Page MenuHomePhabricator

Decommission hafnium
Closed, ResolvedPublic

Description

This checklist is able to be copied and pasted into phabricator hardware request tasks for reclaiming systems to spare or decom.

  • - all system services confirmed offline from production use
  • - set all icinga checks to maint mode/disabled while reclaim/decommmission takes place.
  • - remove system from all lvs/pybal active configuration
  • - any service group puppet/heira/dsh config removed
  • - remove site.pp (replace with role(spare::system) if system isn't shut down immediately during this process.)

START NON-INTERRUPPTABLE STEPS

  • - disable puppet on host
  • - power down host
  • - disable switch port
  • - switch port assignment noted on this task (for later removal) asw2-c-eqiad:ge-4/0/4
  • - remove all remaining puppet references (include role::spare)
  • - remove production dns entries
  • - puppet node clean, puppet node deactivate
  • - remove dbmonitor entries on neodymium/sarin: sudo curl -X DELETE https://debmonitor.discovery.wmnet/hosts/${HOST_FQDN} --cert /etc/debmonitor/ssl/cert.pem --key /etc/debmonitor/ssl/server.key

END NON-INTERRUPPTABLE STEPS

  • - system disks wiped (by onsite)
  • - IF DECOM: system unracked and decommissioned (by onsite), update racktables with result
  • - IF DECOM: switch port configration removed from switch once system is unracked.
  • - IF DECOM: add system to decommission tracking google sheet
  • - IF DECOM: mgmt dns entries removed.

Event Timeline

Imarlier triaged this task as Normal priority.Apr 30 2018, 6:27 PM
Imarlier created this task.
Imarlier updated the task description. (Show Details)Apr 30 2018, 6:31 PM

Changeset to remove service group/hiera/etc, and for site.pp: https://gerrit.wikimedia.org/r/#/c/429825/

I don't have permission to downtime services in icinga, unfortunately, so need someone to help me out with that.

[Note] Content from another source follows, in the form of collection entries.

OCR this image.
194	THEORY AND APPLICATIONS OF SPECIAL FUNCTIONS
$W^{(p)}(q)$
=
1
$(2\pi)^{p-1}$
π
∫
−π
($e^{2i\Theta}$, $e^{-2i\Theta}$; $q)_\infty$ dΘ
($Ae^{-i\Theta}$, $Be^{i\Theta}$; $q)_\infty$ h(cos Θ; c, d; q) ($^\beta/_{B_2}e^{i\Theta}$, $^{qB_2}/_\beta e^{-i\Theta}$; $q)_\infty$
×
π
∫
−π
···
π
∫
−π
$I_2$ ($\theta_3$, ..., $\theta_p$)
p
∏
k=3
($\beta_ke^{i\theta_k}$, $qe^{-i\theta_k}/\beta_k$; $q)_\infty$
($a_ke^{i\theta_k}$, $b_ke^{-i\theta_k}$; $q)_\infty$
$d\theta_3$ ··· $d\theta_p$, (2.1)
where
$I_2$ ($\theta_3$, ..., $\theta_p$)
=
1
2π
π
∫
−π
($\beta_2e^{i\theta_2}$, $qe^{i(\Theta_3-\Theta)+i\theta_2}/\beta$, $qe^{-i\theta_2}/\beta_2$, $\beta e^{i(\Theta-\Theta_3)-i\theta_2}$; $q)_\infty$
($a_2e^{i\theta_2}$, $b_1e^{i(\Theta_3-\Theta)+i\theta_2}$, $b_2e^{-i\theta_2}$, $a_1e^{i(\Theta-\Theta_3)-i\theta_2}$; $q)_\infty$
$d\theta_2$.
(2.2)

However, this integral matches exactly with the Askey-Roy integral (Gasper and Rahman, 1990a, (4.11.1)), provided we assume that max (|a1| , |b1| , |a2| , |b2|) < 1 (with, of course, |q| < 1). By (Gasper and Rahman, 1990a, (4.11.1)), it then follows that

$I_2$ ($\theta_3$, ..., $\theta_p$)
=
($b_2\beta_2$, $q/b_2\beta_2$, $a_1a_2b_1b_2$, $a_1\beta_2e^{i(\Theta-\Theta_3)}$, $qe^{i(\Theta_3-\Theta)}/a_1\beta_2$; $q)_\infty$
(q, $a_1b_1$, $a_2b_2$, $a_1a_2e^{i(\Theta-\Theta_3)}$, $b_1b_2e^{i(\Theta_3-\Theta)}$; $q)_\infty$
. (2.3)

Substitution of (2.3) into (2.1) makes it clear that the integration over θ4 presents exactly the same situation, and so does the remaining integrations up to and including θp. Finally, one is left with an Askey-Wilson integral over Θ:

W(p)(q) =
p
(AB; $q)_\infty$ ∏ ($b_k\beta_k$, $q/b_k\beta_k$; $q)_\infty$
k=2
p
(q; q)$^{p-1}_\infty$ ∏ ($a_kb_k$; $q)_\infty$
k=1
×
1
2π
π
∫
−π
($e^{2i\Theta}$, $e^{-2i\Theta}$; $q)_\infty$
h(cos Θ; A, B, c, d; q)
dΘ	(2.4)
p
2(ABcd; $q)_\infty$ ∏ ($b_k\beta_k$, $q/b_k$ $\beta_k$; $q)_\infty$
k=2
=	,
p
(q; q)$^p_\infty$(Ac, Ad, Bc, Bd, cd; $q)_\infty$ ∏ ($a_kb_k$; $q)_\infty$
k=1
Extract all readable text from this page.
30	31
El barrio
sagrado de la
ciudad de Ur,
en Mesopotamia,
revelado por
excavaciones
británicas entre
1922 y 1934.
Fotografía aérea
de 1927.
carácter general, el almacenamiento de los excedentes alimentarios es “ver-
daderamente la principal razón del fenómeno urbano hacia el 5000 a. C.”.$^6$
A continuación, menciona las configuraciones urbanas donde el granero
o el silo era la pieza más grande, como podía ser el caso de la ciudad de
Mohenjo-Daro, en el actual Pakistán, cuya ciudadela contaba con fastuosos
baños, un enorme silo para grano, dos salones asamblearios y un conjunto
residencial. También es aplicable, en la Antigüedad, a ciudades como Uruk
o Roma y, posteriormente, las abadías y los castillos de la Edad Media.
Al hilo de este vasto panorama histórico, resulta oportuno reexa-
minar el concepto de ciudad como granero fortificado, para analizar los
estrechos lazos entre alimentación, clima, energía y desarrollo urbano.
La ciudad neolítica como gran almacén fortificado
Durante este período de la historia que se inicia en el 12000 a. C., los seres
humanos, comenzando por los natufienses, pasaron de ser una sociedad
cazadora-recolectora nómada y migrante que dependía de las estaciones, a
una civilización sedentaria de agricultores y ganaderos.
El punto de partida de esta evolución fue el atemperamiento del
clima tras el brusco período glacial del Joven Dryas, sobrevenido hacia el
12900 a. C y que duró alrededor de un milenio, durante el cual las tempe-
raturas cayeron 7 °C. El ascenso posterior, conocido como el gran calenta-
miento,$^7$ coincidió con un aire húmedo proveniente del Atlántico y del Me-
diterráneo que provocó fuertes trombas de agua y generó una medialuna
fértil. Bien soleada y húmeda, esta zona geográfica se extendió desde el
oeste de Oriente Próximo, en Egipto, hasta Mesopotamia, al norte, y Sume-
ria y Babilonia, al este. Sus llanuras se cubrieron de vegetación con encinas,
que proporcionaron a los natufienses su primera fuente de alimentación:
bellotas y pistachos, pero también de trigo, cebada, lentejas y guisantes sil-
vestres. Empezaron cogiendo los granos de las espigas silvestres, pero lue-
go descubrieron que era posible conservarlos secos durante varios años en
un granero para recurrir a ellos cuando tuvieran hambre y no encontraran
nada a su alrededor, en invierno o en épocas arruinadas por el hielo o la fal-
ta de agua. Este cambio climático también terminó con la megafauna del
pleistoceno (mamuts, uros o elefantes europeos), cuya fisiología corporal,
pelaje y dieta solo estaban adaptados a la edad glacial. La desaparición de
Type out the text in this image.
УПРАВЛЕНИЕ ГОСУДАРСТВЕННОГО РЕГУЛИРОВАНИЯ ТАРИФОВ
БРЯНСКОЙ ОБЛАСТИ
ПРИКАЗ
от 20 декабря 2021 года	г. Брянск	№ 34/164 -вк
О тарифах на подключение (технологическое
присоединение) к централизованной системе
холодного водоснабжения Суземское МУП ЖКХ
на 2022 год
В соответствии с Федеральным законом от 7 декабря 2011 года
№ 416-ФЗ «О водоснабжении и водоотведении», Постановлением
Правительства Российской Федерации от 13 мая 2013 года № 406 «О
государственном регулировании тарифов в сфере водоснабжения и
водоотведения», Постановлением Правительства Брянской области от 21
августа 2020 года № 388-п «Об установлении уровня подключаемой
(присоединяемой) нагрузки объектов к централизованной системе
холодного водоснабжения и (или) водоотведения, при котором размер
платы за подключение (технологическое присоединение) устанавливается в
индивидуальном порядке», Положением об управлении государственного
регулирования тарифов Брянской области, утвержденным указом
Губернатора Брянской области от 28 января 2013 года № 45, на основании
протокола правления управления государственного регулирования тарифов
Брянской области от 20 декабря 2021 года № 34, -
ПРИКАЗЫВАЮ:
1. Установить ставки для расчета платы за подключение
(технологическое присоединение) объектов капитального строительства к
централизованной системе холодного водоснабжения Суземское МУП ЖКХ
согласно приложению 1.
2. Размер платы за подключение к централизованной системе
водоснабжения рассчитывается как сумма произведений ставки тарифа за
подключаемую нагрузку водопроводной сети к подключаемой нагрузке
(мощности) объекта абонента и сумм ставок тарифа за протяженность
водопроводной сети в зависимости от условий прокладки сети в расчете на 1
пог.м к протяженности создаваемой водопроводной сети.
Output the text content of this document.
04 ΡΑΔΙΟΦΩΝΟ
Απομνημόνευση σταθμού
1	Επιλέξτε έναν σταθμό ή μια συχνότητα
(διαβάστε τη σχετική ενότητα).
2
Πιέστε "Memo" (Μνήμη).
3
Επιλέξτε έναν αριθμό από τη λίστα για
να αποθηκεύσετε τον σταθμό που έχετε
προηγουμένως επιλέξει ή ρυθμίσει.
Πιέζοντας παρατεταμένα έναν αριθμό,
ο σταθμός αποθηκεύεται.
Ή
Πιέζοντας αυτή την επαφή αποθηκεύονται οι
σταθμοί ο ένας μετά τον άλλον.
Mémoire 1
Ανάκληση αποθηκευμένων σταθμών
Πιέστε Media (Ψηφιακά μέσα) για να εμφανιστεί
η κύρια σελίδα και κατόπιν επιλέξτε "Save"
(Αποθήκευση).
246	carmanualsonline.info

Once that change is merged, perf will no longer have root, so we'll either need to coordinate to shut down prod services before puppet actually runs; or someone with global root will need to run these commands to disable the running services on the host:

  • sudo service navtiming stop
  • sudo service statsv stop

(Doing that now isn't going to help, since puppet will just restart them on next run.)

Dzahn claimed this task.Apr 30 2018, 6:53 PM
Imarlier updated the task description. (Show Details)Apr 30 2018, 6:54 PM
Dzahn updated the task description. (Show Details)Apr 30 2018, 6:57 PM
Dzahn added a comment.Apr 30 2018, 7:02 PM

14:57 < mutante> [einsteinium:~] $ sudo icinga-downtime -h hafnium -r "T193420"

14:58 < mutante> marlier: downtimed in icinga, merging your change

15:01 < mutante> !log hafnium - sudo service navtiming stop; sudo service statsv stop - downtimed in icinga, decom

Dzahn updated the task description. (Show Details)Apr 30 2018, 7:02 PM

Change 429858 had a related patch set uploaded (by Dzahn; owner: Dzahn):
[operations/puppet@production] DHCP/partman: remove hafnium.eqiad.wmnet

https://gerrit.wikimedia.org/r/429858

Change 429858 merged by Dzahn:
[operations/puppet@production] DHCP/partman: remove hafnium.eqiad.wmnet

https://gerrit.wikimedia.org/r/429858

Dzahn removed Dzahn as the assignee of this task.Apr 30 2018, 7:14 PM
Dzahn edited projects, added ops-eqiad; removed Patch-For-Review.
Dzahn added a subscriber: Dzahn.
Imarlier moved this task from Inbox to Radar on the Performance-Team board.Apr 30 2018, 7:15 PM
Imarlier edited projects, added Performance-Team (Radar); removed Performance-Team.

From here: @Cmjohnson you can continue on the ticket

Cmjohnson moved this task from Backlog to Decommission on the ops-eqiad board.May 2 2018, 2:33 PM
Vvjjkkii renamed this task from Decommission hafnium to jydaaaaaaa.Jul 1 2018, 1:13 AM
Vvjjkkii raised the priority of this task from Normal to High.
Vvjjkkii updated the task description. (Show Details)
Vvjjkkii removed subscribers: Aklapper, gerritbot.
CommunityTechBot renamed this task from jydaaaaaaa to Decommission hafnium.Jul 2 2018, 2:57 PM
CommunityTechBot lowered the priority of this task from High to Normal.
CommunityTechBot updated the task description. (Show Details)
CommunityTechBot added subscribers: Aklapper, gerritbot.
RobH claimed this task.Aug 10 2018, 10:14 PM
RobH updated the task description. (Show Details)
RobH updated the task description. (Show Details)Aug 10 2018, 10:17 PM

Change 452014 had a related patch set uploaded (by RobH; owner: RobH):
[operations/dns@master] decom hafnium prod dns entries

https://gerrit.wikimedia.org/r/452014

Change 452016 had a related patch set uploaded (by RobH; owner: RobH):
[operations/puppet@production] hafnium decom

https://gerrit.wikimedia.org/r/452016

Change 452014 merged by RobH:
[operations/dns@master] decom hafnium prod dns entries

https://gerrit.wikimedia.org/r/452014

Change 452016 merged by RobH:
[operations/puppet@production] hafnium decom

https://gerrit.wikimedia.org/r/452016

RobH reassigned this task from RobH to Cmjohnson.Aug 10 2018, 10:38 PM
RobH removed a project: Patch-For-Review.
RobH updated the task description. (Show Details)
RobH moved this task from Backlog to pending onsite steps (eqiad) on the decommission board.
RobH added a subscriber: RobH.

Change 454320 had a related patch set uploaded (by Cmjohnson; owner: Cmjohnson):
[operations/dns@master] Removing mgmt dns for decom host hafnium

https://gerrit.wikimedia.org/r/454320

Change 454320 merged by Cmjohnson:
[operations/dns@master] Removing mgmt dns for decom host hafnium

https://gerrit.wikimedia.org/r/454320

Cmjohnson closed this task as Resolved.Aug 21 2018, 5:08 PM
Cmjohnson updated the task description. (Show Details)